Poiché dal riconoscimento della natura della responsabilità derivano importati conseguenze, principalmente con riferimento a prescrizione e onere della prova, l’accoglimento di una tesi rispetto a un’altra è tutt’altro che una questione meramente teorica.
L’orientamento tradizionale della Corte di Cassazione
Per lungo tempo, l’orientamento della Corte di Cassazione è stato ancorato alla tradizionale concezione della responsabilità precontrattuale come responsabilità extracontrattuale.

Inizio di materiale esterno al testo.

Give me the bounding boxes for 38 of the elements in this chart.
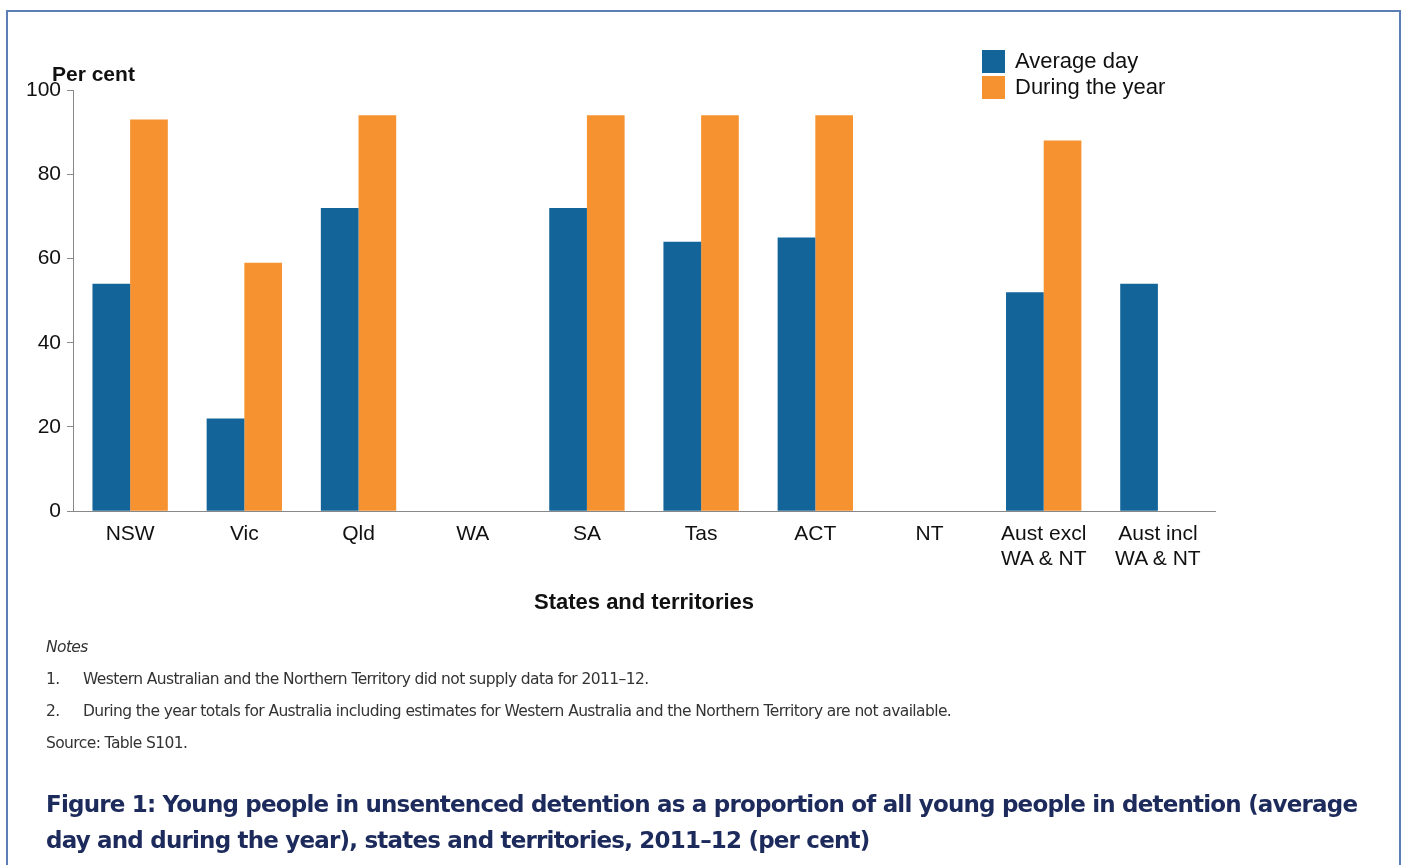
bar <box>320 207 359 511</box>
x-tick-label: NT <box>915 520 944 544</box>
x-tick-label: Aust excl WA & NT <box>1000 520 1087 569</box>
x-tick-label: Qld <box>342 520 375 544</box>
y-tick-label: 20 <box>37 413 62 437</box>
bar <box>663 241 702 511</box>
x-tick-label: Vic <box>229 520 259 544</box>
bar <box>549 207 587 511</box>
x-tick-label: WA <box>456 520 490 544</box>
y-tick-label: 0 <box>49 498 62 521</box>
text: Notes <box>46 638 89 658</box>
text: 2. During the year totals for Australia including estimates for Western Australia and the Northern Territory are not available. <box>46 702 952 720</box>
text: 1. Western Australian and the Northern Territory did not supply data for 2011–12. <box>46 670 649 688</box>
bar <box>244 262 283 511</box>
x-tick-label: Tas <box>684 520 718 544</box>
bar <box>92 283 131 511</box>
text: Figure 1: Young people in unsentenced detention as a proportion of all young people in detention (average day and during the year), states and territories, 2011–12 (per cent) <box>46 790 1359 855</box>
bar <box>701 115 739 511</box>
y-tick-label: 40 <box>37 329 62 353</box>
y-tick-label: 60 <box>37 245 62 269</box>
x-axis-title: States and territories <box>533 588 755 614</box>
x-tick-label: SA <box>572 520 601 544</box>
bar <box>206 418 245 511</box>
legend-label: Average day <box>1014 48 1140 74</box>
y-tick-label: 80 <box>37 161 62 185</box>
bar <box>358 115 397 511</box>
bar <box>815 115 853 511</box>
x-tick-label: NSW <box>105 520 155 544</box>
bar <box>777 237 816 511</box>
source-note: Source: Table S101. <box>46 734 189 754</box>
bar <box>1006 292 1044 511</box>
bar <box>1120 283 1158 511</box>
bar <box>130 119 168 511</box>
legend-label: During the year <box>1014 74 1166 100</box>
bar <box>586 115 625 511</box>
x-tick-label: ACT <box>794 520 837 544</box>
bar <box>1043 140 1082 511</box>
x-tick-label: Aust incl WA & NT <box>1115 520 1201 569</box>
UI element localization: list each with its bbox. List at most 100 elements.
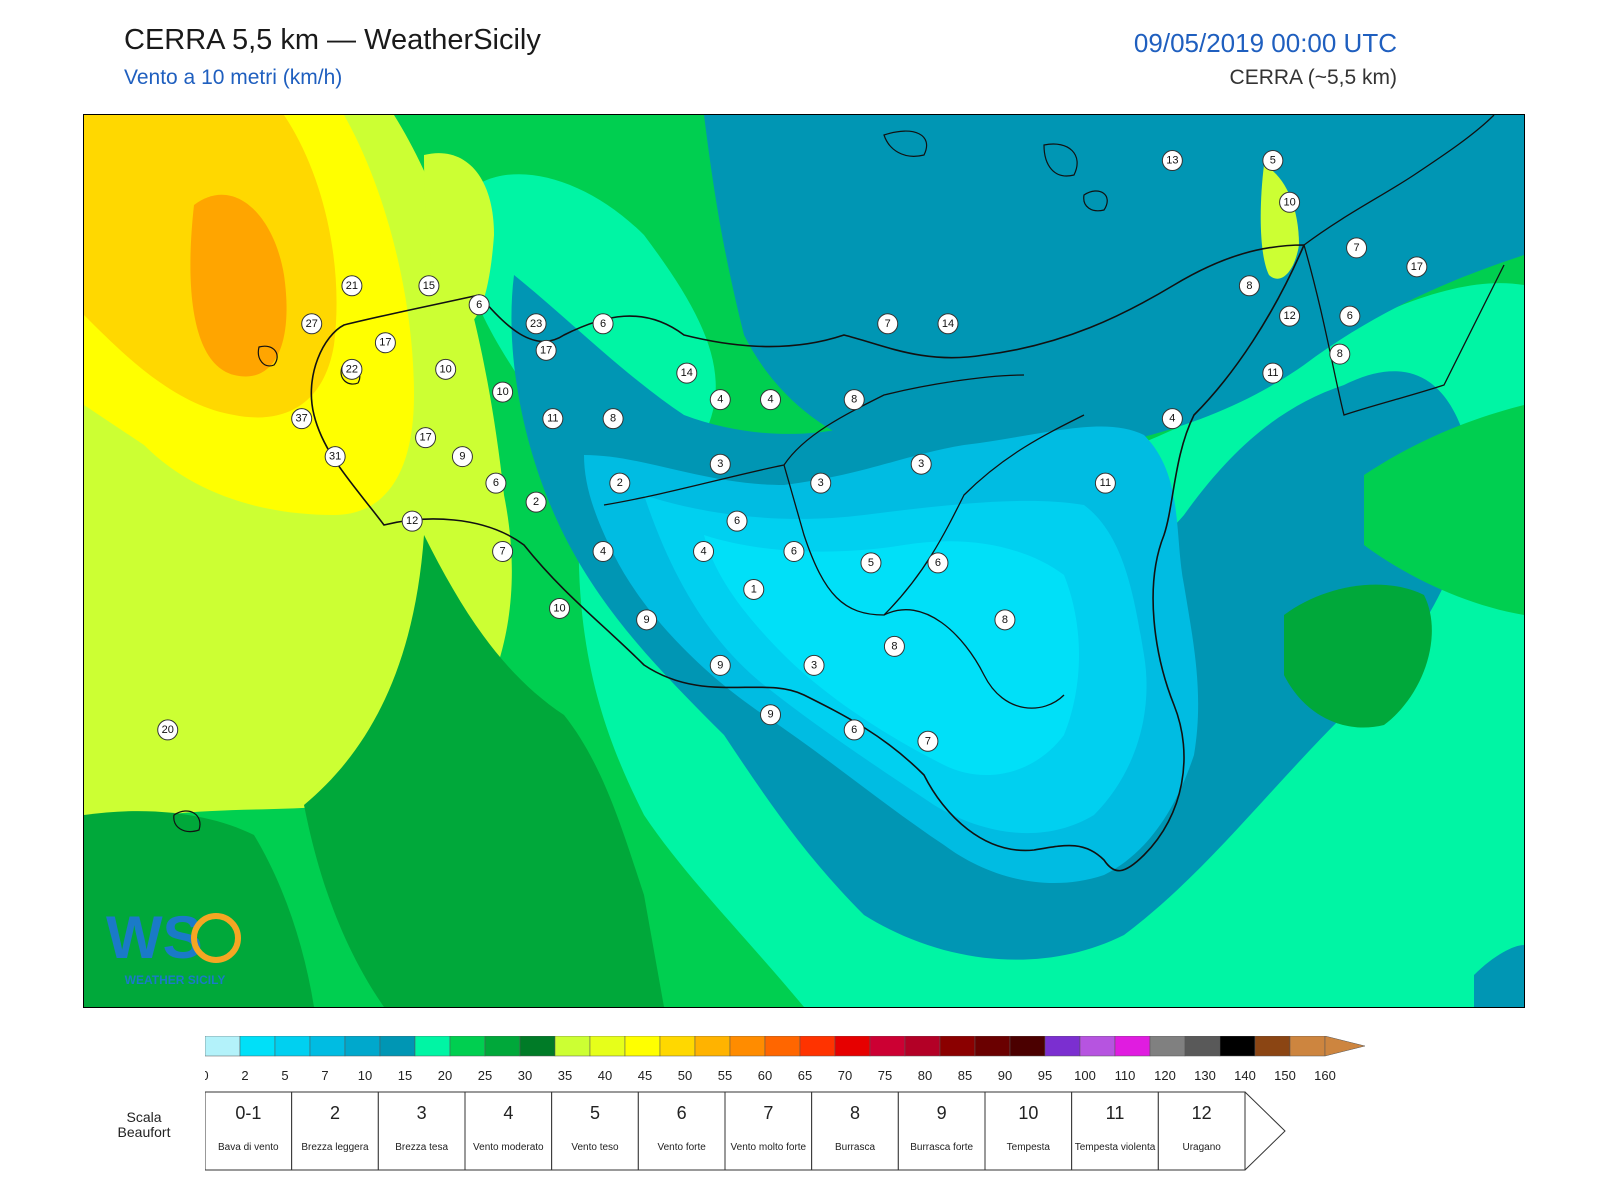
station-value: 3 xyxy=(717,458,723,470)
station-value: 14 xyxy=(681,367,693,379)
station-value: 5 xyxy=(868,557,874,569)
station-value: 9 xyxy=(644,614,650,626)
station-circle xyxy=(883,635,905,657)
beaufort-cell xyxy=(637,1091,726,1171)
colorbar-swatch xyxy=(449,1036,486,1057)
station-value: 4 xyxy=(600,546,606,558)
station-value: 10 xyxy=(1283,196,1295,208)
colorbar-swatch xyxy=(1184,1036,1221,1057)
calabria-coastline xyxy=(1303,115,1505,416)
beaufort-name: Vento moderato xyxy=(473,1142,544,1153)
station-marker: 12 xyxy=(401,510,423,532)
colorbar-tick-label: 85 xyxy=(958,1068,972,1083)
station-value: 11 xyxy=(1100,477,1111,489)
station-circle xyxy=(492,381,514,403)
beaufort-cell xyxy=(811,1091,899,1171)
station-circle xyxy=(609,472,631,494)
colorbar-swatch xyxy=(239,1036,276,1057)
station-marker: 23 xyxy=(525,313,547,335)
station-marker: 9 xyxy=(636,609,658,631)
station-value: 4 xyxy=(700,546,706,558)
station-circle xyxy=(1238,275,1260,297)
station-circle xyxy=(374,332,396,354)
station-circle xyxy=(803,654,825,676)
station-circle xyxy=(549,597,571,619)
station-marker: 7 xyxy=(1346,237,1368,259)
colorbar-swatch xyxy=(939,1036,976,1057)
colorbar-tick-label: 90 xyxy=(998,1068,1012,1083)
station-value: 2 xyxy=(533,496,539,508)
sicily-coastline xyxy=(310,244,1306,872)
station-circle xyxy=(492,541,514,563)
station-circle xyxy=(525,491,547,513)
beaufort-number: 9 xyxy=(937,1103,947,1123)
beaufort-name: Vento forte xyxy=(657,1142,706,1153)
station-circle xyxy=(693,541,715,563)
station-circle xyxy=(401,510,423,532)
station-circle xyxy=(341,358,363,380)
station-value: 15 xyxy=(423,280,435,292)
station-value: 7 xyxy=(925,735,931,747)
station-value: 10 xyxy=(440,363,452,375)
station-marker: 6 xyxy=(485,472,507,494)
station-circle xyxy=(937,313,959,335)
station-marker: 4 xyxy=(709,389,731,411)
colorbar-swatch xyxy=(589,1036,626,1057)
station-marker: 4 xyxy=(1161,408,1183,430)
station-circle xyxy=(1339,305,1361,327)
colorbar-tick-label: 130 xyxy=(1194,1068,1216,1083)
station-value: 6 xyxy=(476,299,482,311)
beaufort-cell xyxy=(551,1091,639,1171)
station-marker: 8 xyxy=(1238,275,1260,297)
station-value: 6 xyxy=(493,477,499,489)
colorbar-ticks: 0257101520253035404550556065707580859095… xyxy=(205,1068,1336,1083)
colorbar-tick-label: 75 xyxy=(878,1068,892,1083)
weathersicily-logo: WS WEATHER SICILY xyxy=(106,906,241,987)
colorbar-tick-label: 25 xyxy=(478,1068,492,1083)
station-value: 23 xyxy=(530,318,542,330)
field-green-east xyxy=(1364,405,1524,615)
station-value: 3 xyxy=(811,659,817,671)
station-circle xyxy=(860,552,882,574)
station-marker: 11 xyxy=(1094,472,1116,494)
station-value: 21 xyxy=(346,280,358,292)
station-circle xyxy=(602,408,624,430)
beaufort-number: 10 xyxy=(1018,1103,1038,1123)
station-value: 17 xyxy=(419,432,431,444)
station-value: 12 xyxy=(406,515,418,527)
station-marker: 17 xyxy=(1406,256,1428,278)
colorbar-tick-label: 35 xyxy=(558,1068,572,1083)
colorbar-swatch xyxy=(1009,1036,1046,1057)
station-value: 11 xyxy=(1267,367,1278,379)
colorbar-swatch xyxy=(309,1036,346,1057)
station-marker: 3 xyxy=(810,472,832,494)
station-marker: 9 xyxy=(709,654,731,676)
field-dark-green-sw xyxy=(84,811,314,1007)
station-marker: 6 xyxy=(843,719,865,741)
model-label: CERRA (~5,5 km) xyxy=(1229,66,1397,89)
station-marker: 5 xyxy=(1262,150,1284,172)
beaufort-name: Vento teso xyxy=(571,1142,619,1153)
beaufort-number: 12 xyxy=(1192,1103,1212,1123)
beaufort-name: Burrasca forte xyxy=(910,1142,973,1153)
colorbar: 0257101520253035404550556065707580859095… xyxy=(205,1036,1366,1083)
station-circle xyxy=(709,654,731,676)
beaufort-name: Burrasca xyxy=(835,1142,875,1153)
logo-text: WEATHER SICILY xyxy=(125,973,226,987)
station-value: 10 xyxy=(496,386,508,398)
colorbar-swatch xyxy=(205,1036,241,1057)
station-value: 8 xyxy=(1246,280,1252,292)
colorbar-swatch xyxy=(1219,1036,1256,1057)
station-value: 13 xyxy=(1166,155,1178,167)
colorbar-swatch xyxy=(624,1036,661,1057)
station-marker: 6 xyxy=(468,294,490,316)
colorbar-tick-label: 60 xyxy=(758,1068,772,1083)
station-marker: 7 xyxy=(492,541,514,563)
station-circle xyxy=(877,313,899,335)
station-circle xyxy=(535,339,557,361)
station-marker: 6 xyxy=(927,552,949,574)
colorbar-tick-label: 2 xyxy=(241,1068,248,1083)
station-marker: 3 xyxy=(803,654,825,676)
beaufort-name: Vento molto forte xyxy=(731,1142,807,1153)
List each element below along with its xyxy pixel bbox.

Di conseguenza, la prova dell’esistenza e dell’ammontare del danno, così come quella del dolo o della colpa del danneggiante, erano a carico del danneggiato, con il termine quinquennale di prescrizione del diritto azionato (cfr. ex plurimis, 15040/2004; 16735/2011).
Ciononostante, i tempi siano maturi per discostarsi dall’orientamento classico, sostengono gli ermellini, visto che quest’ultimo “non ha consentito di dare il giusto rilievo, sul piano giuridico, alla peculiarità di talune situazioni non inquadrabili né nel torto né nel contratto, e – tuttavia – singolarmente assimilabili più alla seconda fattispecie, che non alla prima”.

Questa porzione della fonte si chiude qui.